Another very important aspect that the IHP addresses is linked to the challenge of educating horse-owners and the general public on the realities related to equine infectious anemia, a disease that the association considers to be misunderstood and less dangerous than what is generally believed. To this end it started a scientific collaboration with the Faculty of Veterinary Medicine at the University of Perugia. With the authorization of the competent veterinary AUSL (Local Health Agency) and according to Italian norms, the Italian Horse Protection Association is the only active isolation center in Italy that allows freedom of movement for horses who were found positive to the Coggins test (agar immunodiffusion).

===Animalism===

The IHP has been striving for recognition of equines as animals of companionship rather than just a source of income or pleasure. Such recognition would, once approved, amongst other things, help enforce a ban on equine slaughter. Above all, IHP is an animal rights association and the only association of its kind in Italy that deals exclusively with equines.
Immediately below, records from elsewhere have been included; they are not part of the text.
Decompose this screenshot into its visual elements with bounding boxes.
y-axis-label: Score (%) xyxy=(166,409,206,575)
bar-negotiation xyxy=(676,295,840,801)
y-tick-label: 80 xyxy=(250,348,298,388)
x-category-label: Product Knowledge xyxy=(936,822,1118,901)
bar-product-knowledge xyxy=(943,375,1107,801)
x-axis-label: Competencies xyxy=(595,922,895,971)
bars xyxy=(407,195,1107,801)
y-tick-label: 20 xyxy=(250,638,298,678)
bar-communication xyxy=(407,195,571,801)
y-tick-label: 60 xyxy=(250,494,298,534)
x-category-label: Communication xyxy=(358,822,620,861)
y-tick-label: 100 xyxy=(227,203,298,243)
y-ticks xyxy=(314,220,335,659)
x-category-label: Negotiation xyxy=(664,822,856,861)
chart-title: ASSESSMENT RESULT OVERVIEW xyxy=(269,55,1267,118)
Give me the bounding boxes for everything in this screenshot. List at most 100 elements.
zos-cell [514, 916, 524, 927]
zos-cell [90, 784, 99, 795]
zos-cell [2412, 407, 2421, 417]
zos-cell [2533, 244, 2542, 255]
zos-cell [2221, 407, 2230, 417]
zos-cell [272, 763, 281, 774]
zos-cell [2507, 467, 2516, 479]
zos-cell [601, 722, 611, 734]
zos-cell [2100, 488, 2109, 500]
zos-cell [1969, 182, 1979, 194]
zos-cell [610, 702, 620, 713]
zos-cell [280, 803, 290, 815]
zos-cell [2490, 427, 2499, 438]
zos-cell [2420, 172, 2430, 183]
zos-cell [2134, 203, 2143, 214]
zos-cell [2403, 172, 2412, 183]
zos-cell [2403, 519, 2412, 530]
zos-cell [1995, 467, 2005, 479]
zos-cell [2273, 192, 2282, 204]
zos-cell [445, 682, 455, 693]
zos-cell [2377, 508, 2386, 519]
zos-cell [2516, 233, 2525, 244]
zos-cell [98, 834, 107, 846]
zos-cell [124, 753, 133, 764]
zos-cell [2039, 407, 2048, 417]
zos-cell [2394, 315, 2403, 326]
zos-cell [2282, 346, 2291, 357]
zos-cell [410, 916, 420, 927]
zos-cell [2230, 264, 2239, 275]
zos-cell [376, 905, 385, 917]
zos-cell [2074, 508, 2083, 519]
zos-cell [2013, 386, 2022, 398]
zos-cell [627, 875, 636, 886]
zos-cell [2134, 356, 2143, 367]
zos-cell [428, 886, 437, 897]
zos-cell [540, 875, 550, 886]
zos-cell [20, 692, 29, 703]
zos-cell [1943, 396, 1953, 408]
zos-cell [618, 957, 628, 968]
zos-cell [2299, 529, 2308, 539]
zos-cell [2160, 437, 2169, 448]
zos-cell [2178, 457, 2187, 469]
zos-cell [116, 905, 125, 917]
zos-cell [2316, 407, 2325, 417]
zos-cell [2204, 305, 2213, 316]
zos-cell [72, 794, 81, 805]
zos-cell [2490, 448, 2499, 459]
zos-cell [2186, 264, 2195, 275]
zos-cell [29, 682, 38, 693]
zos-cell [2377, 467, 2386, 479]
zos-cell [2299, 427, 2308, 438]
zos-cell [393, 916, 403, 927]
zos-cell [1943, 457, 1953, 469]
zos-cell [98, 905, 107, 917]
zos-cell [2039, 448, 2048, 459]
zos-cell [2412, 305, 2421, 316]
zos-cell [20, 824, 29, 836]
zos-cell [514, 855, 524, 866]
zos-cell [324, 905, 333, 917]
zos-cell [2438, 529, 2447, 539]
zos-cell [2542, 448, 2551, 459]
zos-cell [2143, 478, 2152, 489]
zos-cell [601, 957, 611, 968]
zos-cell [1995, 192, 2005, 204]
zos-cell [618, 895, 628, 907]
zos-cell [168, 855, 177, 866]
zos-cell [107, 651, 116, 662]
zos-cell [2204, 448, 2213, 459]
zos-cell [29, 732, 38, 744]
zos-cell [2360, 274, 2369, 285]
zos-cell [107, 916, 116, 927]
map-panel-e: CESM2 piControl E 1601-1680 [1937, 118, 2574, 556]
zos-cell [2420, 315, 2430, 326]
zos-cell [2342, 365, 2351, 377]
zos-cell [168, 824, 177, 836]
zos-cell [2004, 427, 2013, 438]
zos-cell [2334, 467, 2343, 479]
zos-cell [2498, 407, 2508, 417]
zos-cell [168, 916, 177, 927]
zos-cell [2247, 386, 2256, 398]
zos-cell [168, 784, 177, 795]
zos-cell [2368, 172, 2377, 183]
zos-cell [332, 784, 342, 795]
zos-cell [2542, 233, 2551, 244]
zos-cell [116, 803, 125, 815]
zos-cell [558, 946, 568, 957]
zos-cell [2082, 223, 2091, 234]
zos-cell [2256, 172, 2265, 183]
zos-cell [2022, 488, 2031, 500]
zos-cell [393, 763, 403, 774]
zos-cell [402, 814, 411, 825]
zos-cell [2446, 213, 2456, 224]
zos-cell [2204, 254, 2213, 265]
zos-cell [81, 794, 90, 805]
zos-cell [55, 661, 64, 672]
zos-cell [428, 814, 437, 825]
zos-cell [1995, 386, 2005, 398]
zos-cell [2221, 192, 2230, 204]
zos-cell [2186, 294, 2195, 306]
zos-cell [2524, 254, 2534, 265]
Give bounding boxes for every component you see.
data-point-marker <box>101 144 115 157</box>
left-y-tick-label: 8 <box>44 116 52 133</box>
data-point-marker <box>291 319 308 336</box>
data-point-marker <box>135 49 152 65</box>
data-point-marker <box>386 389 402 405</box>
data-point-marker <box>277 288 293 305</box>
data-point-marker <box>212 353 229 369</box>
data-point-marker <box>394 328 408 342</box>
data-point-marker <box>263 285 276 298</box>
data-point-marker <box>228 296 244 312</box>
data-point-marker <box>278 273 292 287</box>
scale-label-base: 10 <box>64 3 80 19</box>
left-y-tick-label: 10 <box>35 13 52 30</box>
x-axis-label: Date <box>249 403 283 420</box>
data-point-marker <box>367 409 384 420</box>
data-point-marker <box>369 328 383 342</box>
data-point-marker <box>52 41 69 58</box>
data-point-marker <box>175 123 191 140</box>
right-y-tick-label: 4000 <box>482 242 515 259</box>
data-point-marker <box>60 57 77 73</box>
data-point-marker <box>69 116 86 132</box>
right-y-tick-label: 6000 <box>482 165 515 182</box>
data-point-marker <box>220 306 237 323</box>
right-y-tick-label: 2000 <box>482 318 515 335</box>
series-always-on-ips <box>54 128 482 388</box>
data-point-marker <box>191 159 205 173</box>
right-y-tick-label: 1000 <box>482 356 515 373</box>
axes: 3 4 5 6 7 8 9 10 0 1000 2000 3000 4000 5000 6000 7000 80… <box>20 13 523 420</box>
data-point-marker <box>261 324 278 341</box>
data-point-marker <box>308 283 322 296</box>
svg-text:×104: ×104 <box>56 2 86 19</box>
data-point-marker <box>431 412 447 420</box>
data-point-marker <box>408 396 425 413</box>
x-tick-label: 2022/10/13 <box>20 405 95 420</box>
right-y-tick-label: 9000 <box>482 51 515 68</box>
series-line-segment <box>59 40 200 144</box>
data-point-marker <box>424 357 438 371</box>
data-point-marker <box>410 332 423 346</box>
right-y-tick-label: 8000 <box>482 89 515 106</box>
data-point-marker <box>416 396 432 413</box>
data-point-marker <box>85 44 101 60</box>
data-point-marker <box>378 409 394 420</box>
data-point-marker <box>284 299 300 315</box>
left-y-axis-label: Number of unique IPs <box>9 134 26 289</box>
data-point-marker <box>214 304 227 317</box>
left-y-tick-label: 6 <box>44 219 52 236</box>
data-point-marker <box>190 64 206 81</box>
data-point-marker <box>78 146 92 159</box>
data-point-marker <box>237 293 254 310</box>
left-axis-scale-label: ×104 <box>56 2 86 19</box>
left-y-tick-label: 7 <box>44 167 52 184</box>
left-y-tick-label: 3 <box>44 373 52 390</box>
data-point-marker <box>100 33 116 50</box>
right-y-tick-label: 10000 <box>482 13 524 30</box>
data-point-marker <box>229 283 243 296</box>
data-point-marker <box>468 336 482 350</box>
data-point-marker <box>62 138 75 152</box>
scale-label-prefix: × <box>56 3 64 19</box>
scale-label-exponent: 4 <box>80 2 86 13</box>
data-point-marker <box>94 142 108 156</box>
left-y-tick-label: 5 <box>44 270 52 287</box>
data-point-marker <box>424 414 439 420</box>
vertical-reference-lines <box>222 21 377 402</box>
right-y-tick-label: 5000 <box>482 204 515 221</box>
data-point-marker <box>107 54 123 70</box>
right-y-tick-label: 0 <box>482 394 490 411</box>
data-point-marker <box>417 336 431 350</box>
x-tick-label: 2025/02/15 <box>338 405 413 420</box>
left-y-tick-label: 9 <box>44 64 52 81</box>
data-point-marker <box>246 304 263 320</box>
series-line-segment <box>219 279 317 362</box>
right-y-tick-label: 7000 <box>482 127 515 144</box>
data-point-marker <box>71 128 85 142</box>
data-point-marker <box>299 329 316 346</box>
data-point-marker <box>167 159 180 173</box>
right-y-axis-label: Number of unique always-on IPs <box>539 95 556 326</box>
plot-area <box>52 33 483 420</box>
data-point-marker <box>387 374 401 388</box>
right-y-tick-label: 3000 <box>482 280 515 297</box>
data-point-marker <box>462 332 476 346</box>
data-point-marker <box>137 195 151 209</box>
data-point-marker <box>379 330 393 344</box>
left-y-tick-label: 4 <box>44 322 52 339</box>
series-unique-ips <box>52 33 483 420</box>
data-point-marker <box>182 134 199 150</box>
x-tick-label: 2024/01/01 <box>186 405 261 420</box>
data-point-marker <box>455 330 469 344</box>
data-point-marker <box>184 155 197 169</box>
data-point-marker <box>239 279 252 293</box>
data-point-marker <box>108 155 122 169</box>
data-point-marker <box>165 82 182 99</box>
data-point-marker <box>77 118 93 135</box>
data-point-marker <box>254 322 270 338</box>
It also supports vegetarianism.

==Location==

The Italian Horse Protection Association is located in the municipality of Montaione, in the province of Florence. The equines live in open pastures on about 100 ha of land, under constant monitoring of the many volunteers and veterinarians of the association.

==Scientific collaborations==

The IHP collaborates with the Faculty of Veterinary Medicine at the University of Perugia for the research on Equine Infectious Anemia and equine ethology, and with the Faculty of Veterinary Medicine at the University of Pisa for internships on horses in freedom.